Jacob Miller, a Product Manager for Design Systems at Figma, gives an overview of everything launched at Framework — Code Connect for developers, typography and gradient variables, and the new Library Analytics API. All of the above is designed to drive design system adoption across the teams because “building a design system is only half the battle — the real challenge is getting it adopted by both designers and developers.” If you missed the event, that’s one summary you need.
“Create a FigJam board during or outside of a Google Meet call to jam remotely or in person.”
“Now, your team can access Figma library data outside of the app, so you can organize the data based on your organization’s needs. This will include component insertion, detachment, and instance data, as well as team and file-level breakdowns. Enterprise plans only.”
“Code Connect is a tool for design systems and engineering teams to bring component code into Dev Mode. When inspecting a component with connected code snippets, developers will see design system code from their libraries instead of auto-generated code.” Currently in beta. Available on Enterprise or Organization plans only.
Sam shares math equations she used in Token Studio to build all sorts of dimension tokens and even a proportional scale that snaps to a 4 or 8 pixel grid. This guide uses typography as an example, but the same ideas apply to sizing and spacing. There is even a free playground in the Community.
“The Washington Post’s inclusive process for creating new design system components bridges the gap between design and development to make features that help navigate the news online.”
Ana Boyer wonders, what if we also marketed design systems like products? “In my time at Figma, I’ve talked to dozens of design systems teams looking to drive adoption and prove the value of their work. Now, more than ever, it’s important to think, strategize, and execute like a marketer. Here are some of the tactics and strategies for helping you position your design system as an integral asset — whether launching anew or revitalizing existing efforts.”

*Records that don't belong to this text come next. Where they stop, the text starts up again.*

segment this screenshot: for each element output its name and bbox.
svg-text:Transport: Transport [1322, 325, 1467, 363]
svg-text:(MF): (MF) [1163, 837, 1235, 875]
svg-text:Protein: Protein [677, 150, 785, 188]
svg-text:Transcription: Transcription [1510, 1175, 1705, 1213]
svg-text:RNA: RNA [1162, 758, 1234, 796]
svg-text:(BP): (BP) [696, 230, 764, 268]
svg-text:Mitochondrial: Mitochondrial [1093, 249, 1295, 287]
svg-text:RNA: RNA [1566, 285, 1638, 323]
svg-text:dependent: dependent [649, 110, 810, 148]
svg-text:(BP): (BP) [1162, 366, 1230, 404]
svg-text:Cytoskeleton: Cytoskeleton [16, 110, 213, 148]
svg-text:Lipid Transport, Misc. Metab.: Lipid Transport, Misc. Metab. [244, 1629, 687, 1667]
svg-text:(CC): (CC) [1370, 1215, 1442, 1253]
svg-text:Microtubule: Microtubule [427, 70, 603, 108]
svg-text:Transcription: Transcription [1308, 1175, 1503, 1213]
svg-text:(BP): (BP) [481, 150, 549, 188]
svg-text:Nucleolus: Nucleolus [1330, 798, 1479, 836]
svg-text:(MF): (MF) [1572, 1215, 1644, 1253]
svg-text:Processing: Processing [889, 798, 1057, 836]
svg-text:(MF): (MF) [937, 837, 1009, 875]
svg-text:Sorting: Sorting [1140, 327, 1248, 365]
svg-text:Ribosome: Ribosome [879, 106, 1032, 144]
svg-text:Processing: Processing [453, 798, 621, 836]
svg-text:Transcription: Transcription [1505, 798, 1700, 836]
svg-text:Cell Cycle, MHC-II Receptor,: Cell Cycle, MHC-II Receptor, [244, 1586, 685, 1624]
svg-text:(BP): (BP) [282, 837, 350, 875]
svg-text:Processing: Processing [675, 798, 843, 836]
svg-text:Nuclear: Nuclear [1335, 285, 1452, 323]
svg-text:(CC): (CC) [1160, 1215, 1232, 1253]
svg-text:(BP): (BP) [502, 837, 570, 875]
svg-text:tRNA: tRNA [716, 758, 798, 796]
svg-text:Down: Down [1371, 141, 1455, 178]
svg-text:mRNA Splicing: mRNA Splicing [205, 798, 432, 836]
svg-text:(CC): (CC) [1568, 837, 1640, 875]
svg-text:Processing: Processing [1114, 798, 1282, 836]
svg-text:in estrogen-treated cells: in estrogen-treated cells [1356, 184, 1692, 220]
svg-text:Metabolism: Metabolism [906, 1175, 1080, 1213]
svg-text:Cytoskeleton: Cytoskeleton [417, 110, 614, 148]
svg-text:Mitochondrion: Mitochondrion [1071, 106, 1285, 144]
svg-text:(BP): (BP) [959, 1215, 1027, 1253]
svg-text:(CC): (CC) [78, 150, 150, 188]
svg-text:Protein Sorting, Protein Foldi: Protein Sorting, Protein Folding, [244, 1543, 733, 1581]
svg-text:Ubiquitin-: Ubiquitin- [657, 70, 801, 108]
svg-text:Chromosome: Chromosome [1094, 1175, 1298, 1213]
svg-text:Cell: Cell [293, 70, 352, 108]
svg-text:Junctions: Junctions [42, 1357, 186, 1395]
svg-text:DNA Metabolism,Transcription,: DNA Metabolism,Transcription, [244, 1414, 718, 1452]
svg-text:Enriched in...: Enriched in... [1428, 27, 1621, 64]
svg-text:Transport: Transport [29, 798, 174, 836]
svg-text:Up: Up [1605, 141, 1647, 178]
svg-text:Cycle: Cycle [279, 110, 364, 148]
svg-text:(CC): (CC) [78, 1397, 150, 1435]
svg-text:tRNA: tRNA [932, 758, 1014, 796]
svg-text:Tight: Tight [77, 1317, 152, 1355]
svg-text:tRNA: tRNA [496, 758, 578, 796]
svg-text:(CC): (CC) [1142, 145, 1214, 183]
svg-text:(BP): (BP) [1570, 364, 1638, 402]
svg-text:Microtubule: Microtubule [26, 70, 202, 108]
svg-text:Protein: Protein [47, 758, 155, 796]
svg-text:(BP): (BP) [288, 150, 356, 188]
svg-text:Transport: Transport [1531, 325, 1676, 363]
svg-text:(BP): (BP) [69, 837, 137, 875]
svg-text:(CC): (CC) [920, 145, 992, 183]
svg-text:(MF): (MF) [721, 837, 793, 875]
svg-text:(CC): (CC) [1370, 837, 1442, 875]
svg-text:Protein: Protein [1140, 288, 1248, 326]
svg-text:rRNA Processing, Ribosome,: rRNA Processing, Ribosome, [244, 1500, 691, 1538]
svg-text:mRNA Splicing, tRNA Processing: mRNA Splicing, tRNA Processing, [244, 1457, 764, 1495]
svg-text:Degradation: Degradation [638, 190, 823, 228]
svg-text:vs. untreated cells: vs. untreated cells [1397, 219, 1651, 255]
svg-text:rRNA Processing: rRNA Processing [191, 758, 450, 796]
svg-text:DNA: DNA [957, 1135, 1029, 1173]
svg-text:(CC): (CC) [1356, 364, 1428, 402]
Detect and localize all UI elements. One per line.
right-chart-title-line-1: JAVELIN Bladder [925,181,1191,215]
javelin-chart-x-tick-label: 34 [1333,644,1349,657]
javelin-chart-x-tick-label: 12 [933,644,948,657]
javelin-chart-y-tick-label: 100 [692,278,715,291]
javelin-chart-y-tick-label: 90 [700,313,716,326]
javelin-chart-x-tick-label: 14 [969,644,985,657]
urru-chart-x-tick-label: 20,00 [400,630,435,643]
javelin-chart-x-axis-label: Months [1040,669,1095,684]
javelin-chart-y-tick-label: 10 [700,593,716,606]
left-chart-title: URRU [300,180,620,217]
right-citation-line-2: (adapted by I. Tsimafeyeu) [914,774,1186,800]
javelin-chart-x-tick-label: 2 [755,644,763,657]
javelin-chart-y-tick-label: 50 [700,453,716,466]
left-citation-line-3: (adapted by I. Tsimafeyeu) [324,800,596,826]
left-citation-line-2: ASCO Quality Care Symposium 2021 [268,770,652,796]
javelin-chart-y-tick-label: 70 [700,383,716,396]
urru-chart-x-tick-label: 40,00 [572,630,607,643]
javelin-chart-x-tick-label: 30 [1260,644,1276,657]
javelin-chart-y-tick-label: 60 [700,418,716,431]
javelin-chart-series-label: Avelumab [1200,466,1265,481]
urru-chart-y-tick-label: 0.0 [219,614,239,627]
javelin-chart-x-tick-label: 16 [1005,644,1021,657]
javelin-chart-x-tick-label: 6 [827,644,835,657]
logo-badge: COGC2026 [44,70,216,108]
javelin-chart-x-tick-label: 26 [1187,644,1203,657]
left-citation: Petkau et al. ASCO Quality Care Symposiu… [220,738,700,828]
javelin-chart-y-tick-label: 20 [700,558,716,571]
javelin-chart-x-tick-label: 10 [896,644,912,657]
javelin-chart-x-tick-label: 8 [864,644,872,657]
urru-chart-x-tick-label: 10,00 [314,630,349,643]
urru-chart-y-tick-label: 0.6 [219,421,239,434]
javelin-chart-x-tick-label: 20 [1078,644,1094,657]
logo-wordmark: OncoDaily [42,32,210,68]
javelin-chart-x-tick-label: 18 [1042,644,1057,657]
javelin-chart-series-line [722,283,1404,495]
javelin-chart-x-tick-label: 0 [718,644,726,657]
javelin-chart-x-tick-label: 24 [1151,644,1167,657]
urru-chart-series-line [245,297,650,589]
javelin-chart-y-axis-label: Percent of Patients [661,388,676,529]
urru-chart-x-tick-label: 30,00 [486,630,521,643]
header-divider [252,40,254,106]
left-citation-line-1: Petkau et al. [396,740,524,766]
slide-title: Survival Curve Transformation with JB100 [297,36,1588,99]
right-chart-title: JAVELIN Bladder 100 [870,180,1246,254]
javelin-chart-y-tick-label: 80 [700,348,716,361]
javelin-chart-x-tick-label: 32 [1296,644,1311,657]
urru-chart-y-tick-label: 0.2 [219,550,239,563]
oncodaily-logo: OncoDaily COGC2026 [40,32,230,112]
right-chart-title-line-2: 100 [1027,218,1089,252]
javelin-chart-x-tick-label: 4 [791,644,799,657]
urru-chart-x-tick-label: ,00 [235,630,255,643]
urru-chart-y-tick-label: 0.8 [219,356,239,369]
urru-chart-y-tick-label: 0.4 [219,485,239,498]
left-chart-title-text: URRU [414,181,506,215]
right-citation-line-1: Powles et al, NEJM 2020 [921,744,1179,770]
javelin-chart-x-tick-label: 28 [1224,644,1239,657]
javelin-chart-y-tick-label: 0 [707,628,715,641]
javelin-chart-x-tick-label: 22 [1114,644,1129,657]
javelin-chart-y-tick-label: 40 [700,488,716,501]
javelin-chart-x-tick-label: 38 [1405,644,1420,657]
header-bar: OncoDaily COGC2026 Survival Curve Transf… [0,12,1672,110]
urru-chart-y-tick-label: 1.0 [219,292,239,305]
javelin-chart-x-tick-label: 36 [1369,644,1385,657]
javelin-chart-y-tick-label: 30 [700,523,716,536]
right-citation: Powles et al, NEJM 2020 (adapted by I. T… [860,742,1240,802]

This April Fun Day, Figma had some fun with cursors. “What better way to celebrate this icon of interaction than with a look back at digital eras through the decades? For one week starting this April Fun Day, you’ll be able to choose throwback cursors inspired by four aesthetics from internet history: We’re calling them 8‑bit, Y2K, Skeuomorphic, and Aero. Here, we reminisce about bygone trends and reveal how we brought these vintages back to life.”